VB-114’s first overseas deployment was to NAF Port Lyautey (“Craw Field”) which was an improved 6,000-foot strip taken over in January 1944 from the French military. Operating beside assorted PBY-5 squadrons, VB-114 arrived starting in mid-February 1944, with their heavy equipment arriving later the next month aboard the Barnegat-class small seaplane tender USS Rockaway (AVP 29).
Operating under the control of FAW-15, the squadron suffered from a lack of targets, and, by June 1944, a detachment of six 50 million candle-watt searchlight-equipped birds (the squadron was the only American night-time patrol bomber unit in the Atlantic at the time), was deployed to RAF Dunkeswell, England “to provide low altitude ASW and anti-surface conduct in advance of and during the Normandy Invasion.”
They joined three other Navy Liberator squadrons (VB-103, VB-105, and VB-110) in roaming the Bay of Biscay, with the others roaming during the day and the Owls at night.

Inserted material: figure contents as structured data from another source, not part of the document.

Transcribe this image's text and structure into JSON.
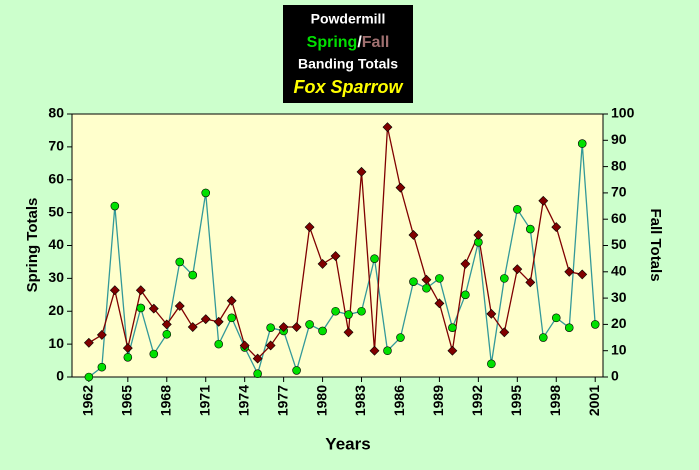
{
  "chart_data": {
    "type": "line",
    "title": "Powdermill",
    "title_separator": "/",
    "subtitle": "Banding Totals",
    "species": "Fox Sparrow",
    "x_label": "Years",
    "y_label": "Spring Totals",
    "y2_label": "Fall Totals",
    "x": [
      1962,
      1963,
      1964,
      1965,
      1966,
      1967,
      1968,
      1969,
      1970,
      1971,
      1972,
      1973,
      1974,
      1975,
      1976,
      1977,
      1978,
      1979,
      1980,
      1981,
      1982,
      1983,
      1984,
      1985,
      1986,
      1987,
      1988,
      1989,
      1990,
      1991,
      1992,
      1993,
      1994,
      1995,
      1996,
      1997,
      1998,
      1999,
      2000,
      2001
    ],
    "series": [
      {
        "name": "Spring",
        "color": "#00e000",
        "line_color": "#339999",
        "marker": "circle",
        "values": [
          0,
          3,
          52,
          6,
          21,
          7,
          13,
          35,
          31,
          56,
          10,
          18,
          9,
          1,
          15,
          14,
          2,
          16,
          14,
          20,
          19,
          20,
          36,
          8,
          12,
          29,
          27,
          30,
          15,
          25,
          41,
          4,
          30,
          51,
          45,
          12,
          18,
          15,
          71,
          16
        ]
      },
      {
        "name": "Fall",
        "color": "#800000",
        "line_color": "#800000",
        "marker": "diamond",
        "axis": "y2",
        "name_color": "#a07070",
        "values": [
          13,
          16,
          33,
          11,
          33,
          26,
          20,
          27,
          19,
          22,
          21,
          29,
          12,
          7,
          12,
          19,
          19,
          57,
          43,
          46,
          17,
          78,
          10,
          95,
          72,
          54,
          37,
          28,
          10,
          43,
          54,
          24,
          17,
          41,
          36,
          67,
          57,
          40,
          39,
          null
        ]
      }
    ],
    "xlim": [
      1960.7,
      2001.6
    ],
    "xticks": [
      1962,
      1965,
      1968,
      1971,
      1974,
      1977,
      1980,
      1983,
      1986,
      1989,
      1992,
      1995,
      1998,
      2001
    ],
    "ylim": [
      0,
      80
    ],
    "yticks": [
      0,
      10,
      20,
      30,
      40,
      50,
      60,
      70,
      80
    ],
    "y2lim": [
      0,
      100
    ],
    "y2ticks": [
      0,
      10,
      20,
      30,
      40,
      50,
      60,
      70,
      80,
      90,
      100
    ],
    "grid": false
  }
}
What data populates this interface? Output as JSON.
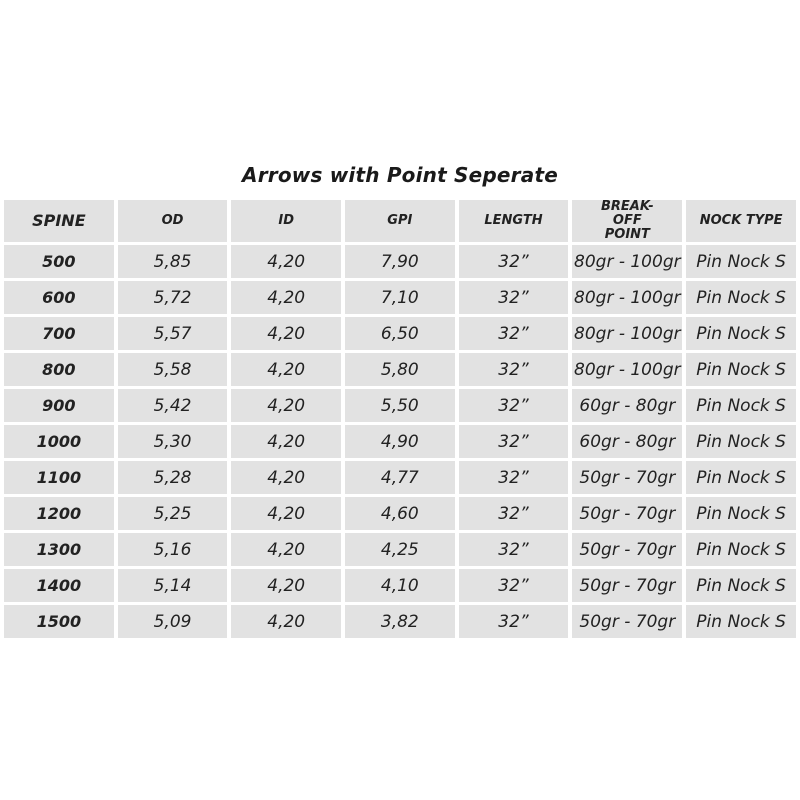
{
  "title": "Arrows with Point Seperate",
  "headers": [
    "SPINE",
    "OD",
    "ID",
    "GPI",
    "LENGTH",
    "BREAK-OFF POINT",
    "NOCK TYPE"
  ],
  "rows": [
    [
      "500",
      "5,85",
      "4,20",
      "7,90",
      "32”",
      "80gr - 100gr",
      "Pin Nock S"
    ],
    [
      "600",
      "5,72",
      "4,20",
      "7,10",
      "32”",
      "80gr - 100gr",
      "Pin Nock S"
    ],
    [
      "700",
      "5,57",
      "4,20",
      "6,50",
      "32”",
      "80gr - 100gr",
      "Pin Nock S"
    ],
    [
      "800",
      "5,58",
      "4,20",
      "5,80",
      "32”",
      "80gr - 100gr",
      "Pin Nock S"
    ],
    [
      "900",
      "5,42",
      "4,20",
      "5,50",
      "32”",
      "60gr - 80gr",
      "Pin Nock S"
    ],
    [
      "1000",
      "5,30",
      "4,20",
      "4,90",
      "32”",
      "60gr - 80gr",
      "Pin Nock S"
    ],
    [
      "1100",
      "5,28",
      "4,20",
      "4,77",
      "32”",
      "50gr - 70gr",
      "Pin Nock S"
    ],
    [
      "1200",
      "5,25",
      "4,20",
      "4,60",
      "32”",
      "50gr - 70gr",
      "Pin Nock S"
    ],
    [
      "1300",
      "5,16",
      "4,20",
      "4,25",
      "32”",
      "50gr - 70gr",
      "Pin Nock S"
    ],
    [
      "1400",
      "5,14",
      "4,20",
      "4,10",
      "32”",
      "50gr - 70gr",
      "Pin Nock S"
    ],
    [
      "1500",
      "5,09",
      "4,20",
      "3,82",
      "32”",
      "50gr - 70gr",
      "Pin Nock S"
    ]
  ],
  "colors": {
    "cell_background": "#e2e2e2",
    "text": "#222222"
  }
}
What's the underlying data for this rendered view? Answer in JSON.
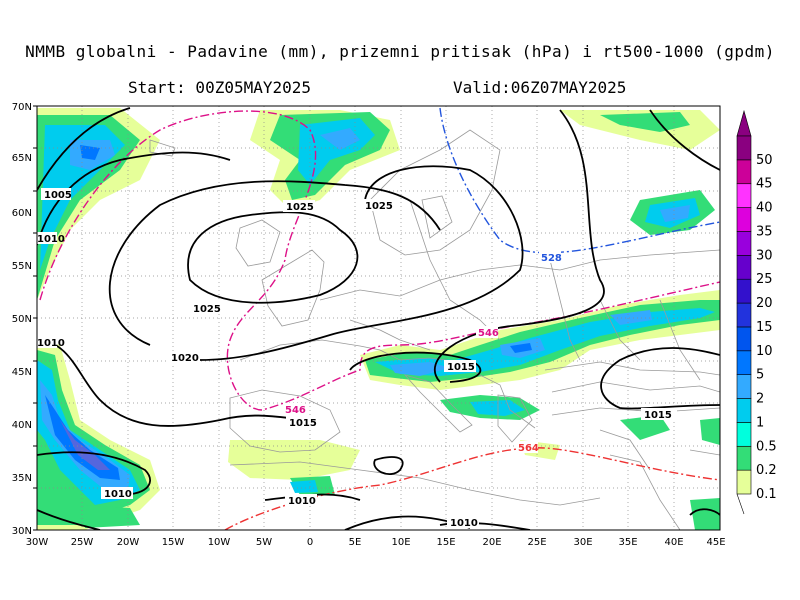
{
  "header": {
    "title": "NMMB globalni - Padavine (mm), prizemni pritisak (hPa) i rt500-1000 (gpdm)",
    "start": "Start: 00Z05MAY2025",
    "valid": "Valid:06Z07MAY2025"
  },
  "axes": {
    "lat_labels": [
      "70N",
      "65N",
      "60N",
      "55N",
      "50N",
      "45N",
      "40N",
      "35N",
      "30N"
    ],
    "lon_labels": [
      "30W",
      "25W",
      "20W",
      "15W",
      "10W",
      "5W",
      "0",
      "5E",
      "10E",
      "15E",
      "20E",
      "25E",
      "30E",
      "35E",
      "40E",
      "45E"
    ]
  },
  "isobar_labels": [
    "1005",
    "1010",
    "1025",
    "1025",
    "1025",
    "1020",
    "1015",
    "1015",
    "1015",
    "1010",
    "1010",
    "1010",
    "1010"
  ],
  "thickness_labels": [
    "528",
    "546",
    "546",
    "564"
  ],
  "legend": {
    "levels": [
      "0.1",
      "0.2",
      "0.5",
      "1",
      "2",
      "5",
      "10",
      "15",
      "20",
      "25",
      "30",
      "35",
      "40",
      "45",
      "50"
    ],
    "colors": [
      "#e6ff99",
      "#33dd77",
      "#00ffdd",
      "#00ccee",
      "#33aaff",
      "#0077ff",
      "#0055ee",
      "#2233dd",
      "#3311cc",
      "#6600cc",
      "#9900dd",
      "#dd00dd",
      "#ff33ff",
      "#cc0099",
      "#8a0080"
    ]
  },
  "colors": {
    "isobar": "#000000",
    "coast": "#9a9a9a",
    "grid": "#8a8a8a",
    "thickness_528": "#2255dd",
    "thickness_546": "#dd1188",
    "thickness_564": "#ee3333"
  }
}
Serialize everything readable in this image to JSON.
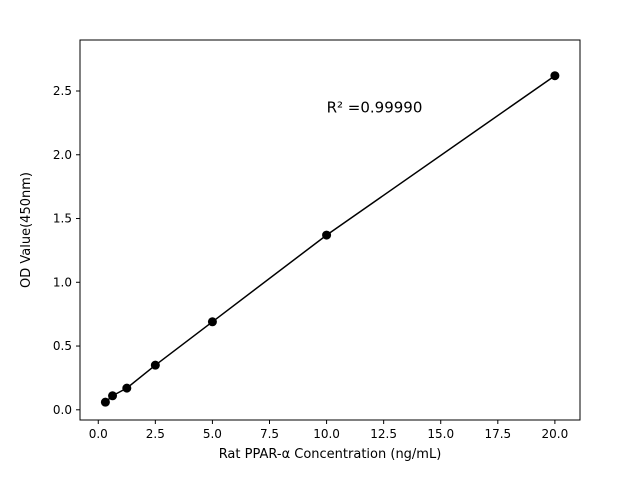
{
  "chart_data": {
    "type": "scatter",
    "title": "",
    "xlabel": "Rat PPAR-α Concentration (ng/mL)",
    "ylabel": "OD Value(450nm)",
    "x": [
      0.3125,
      0.625,
      1.25,
      2.5,
      5,
      10,
      20
    ],
    "y": [
      0.06,
      0.11,
      0.17,
      0.35,
      0.69,
      1.37,
      2.62
    ],
    "line": true,
    "line_color": "#000000",
    "line_width": 1.5,
    "marker_color": "#000000",
    "marker_radius": 4.5,
    "background_color": "#ffffff",
    "grid": false,
    "legend": "none",
    "xlim": [
      -0.8,
      21.1
    ],
    "ylim": [
      -0.08,
      2.9
    ],
    "xticks": {
      "values": [
        0,
        2.5,
        5,
        7.5,
        10,
        12.5,
        15,
        17.5,
        20
      ],
      "labels": [
        "0.0",
        "2.5",
        "5.0",
        "7.5",
        "10.0",
        "12.5",
        "15.0",
        "17.5",
        "20.0"
      ]
    },
    "yticks": {
      "values": [
        0,
        0.5,
        1,
        1.5,
        2,
        2.5
      ],
      "labels": [
        "0.0",
        "0.5",
        "1.0",
        "1.5",
        "2.0",
        "2.5"
      ]
    },
    "annotation": {
      "text": "R² =0.99990",
      "x": 10,
      "y": 2.33
    }
  }
}
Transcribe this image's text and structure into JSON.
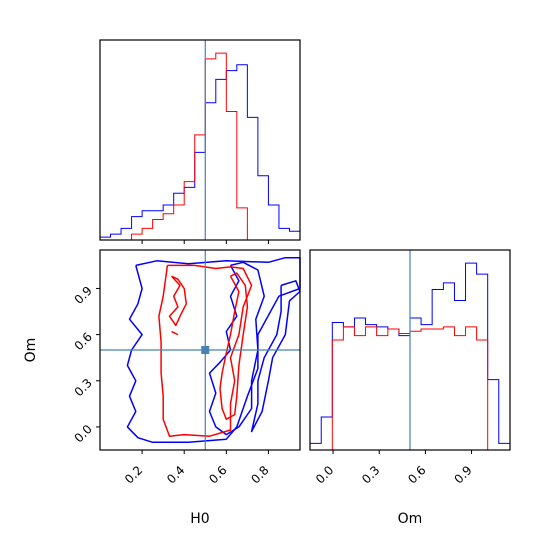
{
  "chart_data": {
    "type": "corner",
    "parameters": [
      "H0",
      "Om"
    ],
    "truth": {
      "H0": 0.5,
      "Om": 0.5
    },
    "colors": {
      "series_a": "#0000ff",
      "series_b": "#ff0000",
      "truth": "#4682b4",
      "frame": "#000000"
    },
    "panels": {
      "H0_marginal": {
        "type": "histogram",
        "xlim": [
          0.0,
          0.95
        ],
        "bin_edges": [
          0.0,
          0.05,
          0.1,
          0.15,
          0.2,
          0.25,
          0.3,
          0.35,
          0.4,
          0.45,
          0.5,
          0.55,
          0.6,
          0.65,
          0.7,
          0.75,
          0.8,
          0.85,
          0.9,
          0.95
        ],
        "series": [
          {
            "color": "blue",
            "counts": [
              1,
              2,
              4,
              8,
              10,
              10,
              12,
              16,
              18,
              30,
              47,
              55,
              58,
              60,
              42,
              22,
              12,
              4,
              3
            ]
          },
          {
            "color": "red",
            "counts": [
              0,
              0,
              0,
              2,
              4,
              7,
              9,
              12,
              20,
              36,
              62,
              64,
              44,
              11,
              0,
              0,
              0,
              0,
              0
            ]
          }
        ],
        "truth_line": 0.5
      },
      "Om_marginal": {
        "type": "histogram",
        "xlim": [
          -0.15,
          1.15
        ],
        "xticks": [
          "0.0",
          "0.3",
          "0.6",
          "0.9"
        ],
        "xlabel": "Om",
        "bin_edges": [
          -0.15,
          -0.077,
          -0.005,
          0.067,
          0.139,
          0.211,
          0.283,
          0.356,
          0.428,
          0.5,
          0.572,
          0.644,
          0.717,
          0.789,
          0.861,
          0.933,
          1.005,
          1.077,
          1.15
        ],
        "series": [
          {
            "color": "blue",
            "counts": [
              3,
              15,
              58,
              56,
              60,
              57,
              56,
              55,
              52,
              60,
              57,
              73,
              76,
              68,
              85,
              80,
              32,
              3
            ]
          },
          {
            "color": "red",
            "counts": [
              0,
              0,
              50,
              56,
              52,
              56,
              52,
              55,
              53,
              54,
              55,
              55,
              56,
              52,
              56,
              50,
              0,
              0
            ]
          }
        ],
        "truth_line": 0.5
      },
      "H0_Om_joint": {
        "type": "contour",
        "xlim": [
          0.0,
          0.95
        ],
        "ylim": [
          -0.15,
          1.15
        ],
        "xticks": [
          "0.2",
          "0.4",
          "0.6",
          "0.8"
        ],
        "yticks": [
          "0.0",
          "0.3",
          "0.6",
          "0.9"
        ],
        "xlabel": "H0",
        "ylabel": "Om",
        "truth_point": [
          0.5,
          0.5
        ],
        "contours": [
          {
            "color": "blue",
            "level": "outer",
            "points": [
              [
                0.17,
                1.05
              ],
              [
                0.27,
                1.08
              ],
              [
                0.42,
                1.06
              ],
              [
                0.6,
                1.08
              ],
              [
                0.8,
                1.07
              ],
              [
                0.88,
                1.1
              ],
              [
                0.95,
                1.1
              ],
              [
                0.95,
                0.9
              ],
              [
                0.85,
                0.85
              ],
              [
                0.75,
                0.6
              ],
              [
                0.75,
                0.38
              ],
              [
                0.7,
                0.2
              ],
              [
                0.65,
                0.0
              ],
              [
                0.6,
                -0.08
              ],
              [
                0.42,
                -0.1
              ],
              [
                0.25,
                -0.1
              ],
              [
                0.18,
                -0.07
              ],
              [
                0.13,
                0.0
              ],
              [
                0.17,
                0.1
              ],
              [
                0.14,
                0.2
              ],
              [
                0.17,
                0.3
              ],
              [
                0.13,
                0.4
              ],
              [
                0.15,
                0.5
              ],
              [
                0.2,
                0.6
              ],
              [
                0.14,
                0.7
              ],
              [
                0.18,
                0.8
              ],
              [
                0.2,
                0.9
              ],
              [
                0.17,
                1.05
              ]
            ]
          },
          {
            "color": "blue",
            "level": "outer-strip",
            "points": [
              [
                0.86,
                0.92
              ],
              [
                0.93,
                0.95
              ],
              [
                0.95,
                0.88
              ],
              [
                0.9,
                0.82
              ],
              [
                0.88,
                0.6
              ],
              [
                0.82,
                0.45
              ],
              [
                0.8,
                0.3
              ],
              [
                0.77,
                0.1
              ],
              [
                0.72,
                -0.03
              ],
              [
                0.75,
                0.15
              ],
              [
                0.75,
                0.3
              ],
              [
                0.78,
                0.45
              ],
              [
                0.84,
                0.6
              ],
              [
                0.86,
                0.75
              ],
              [
                0.86,
                0.92
              ]
            ]
          },
          {
            "color": "blue",
            "level": "inner",
            "points": [
              [
                0.62,
                1.05
              ],
              [
                0.66,
                0.95
              ],
              [
                0.62,
                0.85
              ],
              [
                0.65,
                0.72
              ],
              [
                0.6,
                0.62
              ],
              [
                0.62,
                0.5
              ],
              [
                0.57,
                0.42
              ],
              [
                0.52,
                0.35
              ],
              [
                0.55,
                0.22
              ],
              [
                0.52,
                0.1
              ],
              [
                0.55,
                0.0
              ],
              [
                0.6,
                -0.05
              ],
              [
                0.66,
                0.0
              ],
              [
                0.72,
                0.12
              ],
              [
                0.72,
                0.3
              ],
              [
                0.75,
                0.5
              ],
              [
                0.74,
                0.7
              ],
              [
                0.78,
                0.85
              ],
              [
                0.75,
                1.02
              ],
              [
                0.68,
                1.07
              ],
              [
                0.62,
                1.05
              ]
            ]
          },
          {
            "color": "red",
            "level": "outer",
            "points": [
              [
                0.32,
                1.05
              ],
              [
                0.45,
                1.05
              ],
              [
                0.55,
                1.03
              ],
              [
                0.62,
                1.04
              ],
              [
                0.68,
                1.03
              ],
              [
                0.72,
                0.92
              ],
              [
                0.68,
                0.78
              ],
              [
                0.66,
                0.6
              ],
              [
                0.62,
                0.45
              ],
              [
                0.64,
                0.3
              ],
              [
                0.62,
                0.15
              ],
              [
                0.62,
                -0.02
              ],
              [
                0.52,
                -0.06
              ],
              [
                0.4,
                -0.05
              ],
              [
                0.33,
                -0.06
              ],
              [
                0.3,
                0.05
              ],
              [
                0.3,
                0.2
              ],
              [
                0.29,
                0.35
              ],
              [
                0.29,
                0.55
              ],
              [
                0.28,
                0.72
              ],
              [
                0.3,
                0.85
              ],
              [
                0.32,
                1.05
              ]
            ]
          },
          {
            "color": "red",
            "level": "inner",
            "points": [
              [
                0.62,
                0.98
              ],
              [
                0.66,
                0.88
              ],
              [
                0.64,
                0.75
              ],
              [
                0.62,
                0.6
              ],
              [
                0.6,
                0.48
              ],
              [
                0.58,
                0.35
              ],
              [
                0.57,
                0.25
              ],
              [
                0.58,
                0.12
              ],
              [
                0.6,
                0.05
              ],
              [
                0.64,
                0.08
              ],
              [
                0.65,
                0.2
              ],
              [
                0.66,
                0.4
              ],
              [
                0.68,
                0.6
              ],
              [
                0.7,
                0.78
              ],
              [
                0.69,
                0.92
              ],
              [
                0.65,
                1.0
              ],
              [
                0.62,
                0.98
              ]
            ]
          },
          {
            "color": "red",
            "level": "inner-left",
            "points": [
              [
                0.34,
                0.98
              ],
              [
                0.38,
                0.92
              ],
              [
                0.35,
                0.85
              ],
              [
                0.37,
                0.78
              ],
              [
                0.33,
                0.72
              ],
              [
                0.36,
                0.66
              ],
              [
                0.38,
                0.72
              ],
              [
                0.41,
                0.8
              ],
              [
                0.4,
                0.9
              ],
              [
                0.37,
                0.96
              ],
              [
                0.34,
                0.98
              ]
            ]
          }
        ],
        "fragments": [
          {
            "color": "red",
            "points": [
              [
                0.34,
                0.62
              ],
              [
                0.37,
                0.6
              ]
            ]
          }
        ]
      }
    }
  }
}
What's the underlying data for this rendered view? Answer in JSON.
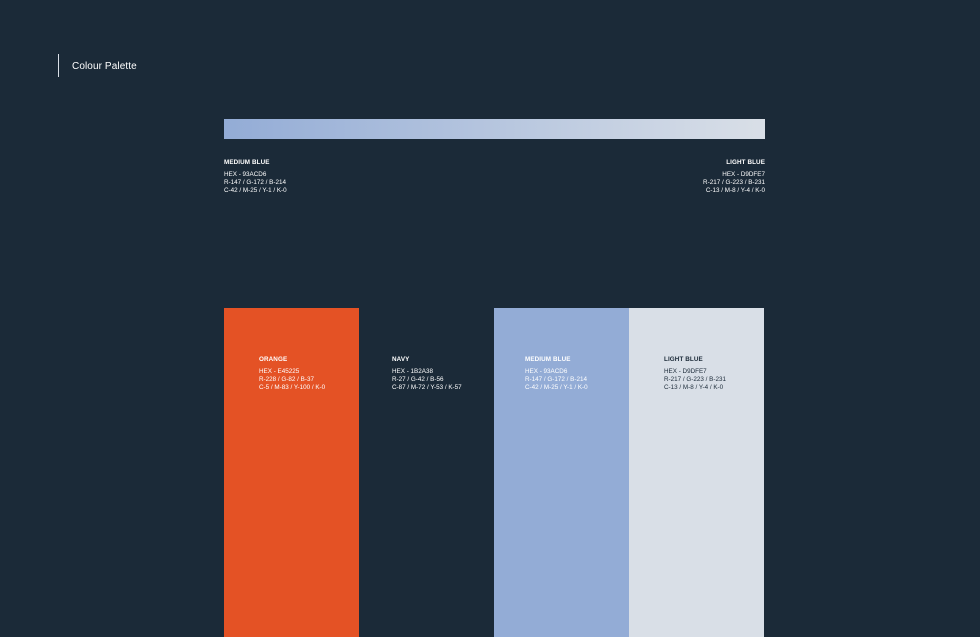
{
  "page": {
    "title": "Colour Palette"
  },
  "gradient": {
    "start_color": "#93ACD6",
    "end_color": "#D9DFE7",
    "left": {
      "name": "MEDIUM BLUE",
      "hex": "HEX - 93ACD6",
      "rgb": "R-147 / G-172 / B-214",
      "cmyk": "C-42 / M-25 / Y-1 / K-0"
    },
    "right": {
      "name": "LIGHT BLUE",
      "hex": "HEX - D9DFE7",
      "rgb": "R-217 / G-223 / B-231",
      "cmyk": "C-13 / M-8 / Y-4 / K-0"
    }
  },
  "swatches": [
    {
      "name": "ORANGE",
      "hex": "HEX - E45225",
      "rgb": "R-228 / G-82 / B-37",
      "cmyk": "C-5 / M-83 / Y-100 / K-0",
      "color": "#E45225",
      "text_color": "#FFFFFF"
    },
    {
      "name": "NAVY",
      "hex": "HEX - 1B2A38",
      "rgb": "R-27 / G-42 / B-56",
      "cmyk": "C-87 / M-72 / Y-53 / K-57",
      "color": "#1B2A38",
      "text_color": "#FFFFFF"
    },
    {
      "name": "MEDIUM BLUE",
      "hex": "HEX - 93ACD6",
      "rgb": "R-147 / G-172 / B-214",
      "cmyk": "C-42 / M-25 / Y-1 / K-0",
      "color": "#93ACD6",
      "text_color": "#FFFFFF"
    },
    {
      "name": "LIGHT BLUE",
      "hex": "HEX - D9DFE7",
      "rgb": "R-217 / G-223 / B-231",
      "cmyk": "C-13 / M-8 / Y-4 / K-0",
      "color": "#D9DFE7",
      "text_color": "#1B2A38"
    }
  ]
}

By mid-July 1944, the elements of VB-114 left in Morocco were shifted to Lagens Field, Terceira Island, Azores, where they were painted in British markings as the Portuguese had agreed to fly RAF aircraft out of the islands, not American.
Post-war, VPB-114 shifted operations to Florida and became one of the first hurricane hunter weather squadrons, redesignated VP-HL-6. This endured until 1948 when they went back to being a full-time patrol squadron and were redesignated a final time to become the “Tridents” of VP-26.
Since then, they have flown P-2Vs, assorted P-3B/C Orion, and now P-8 Poseidon.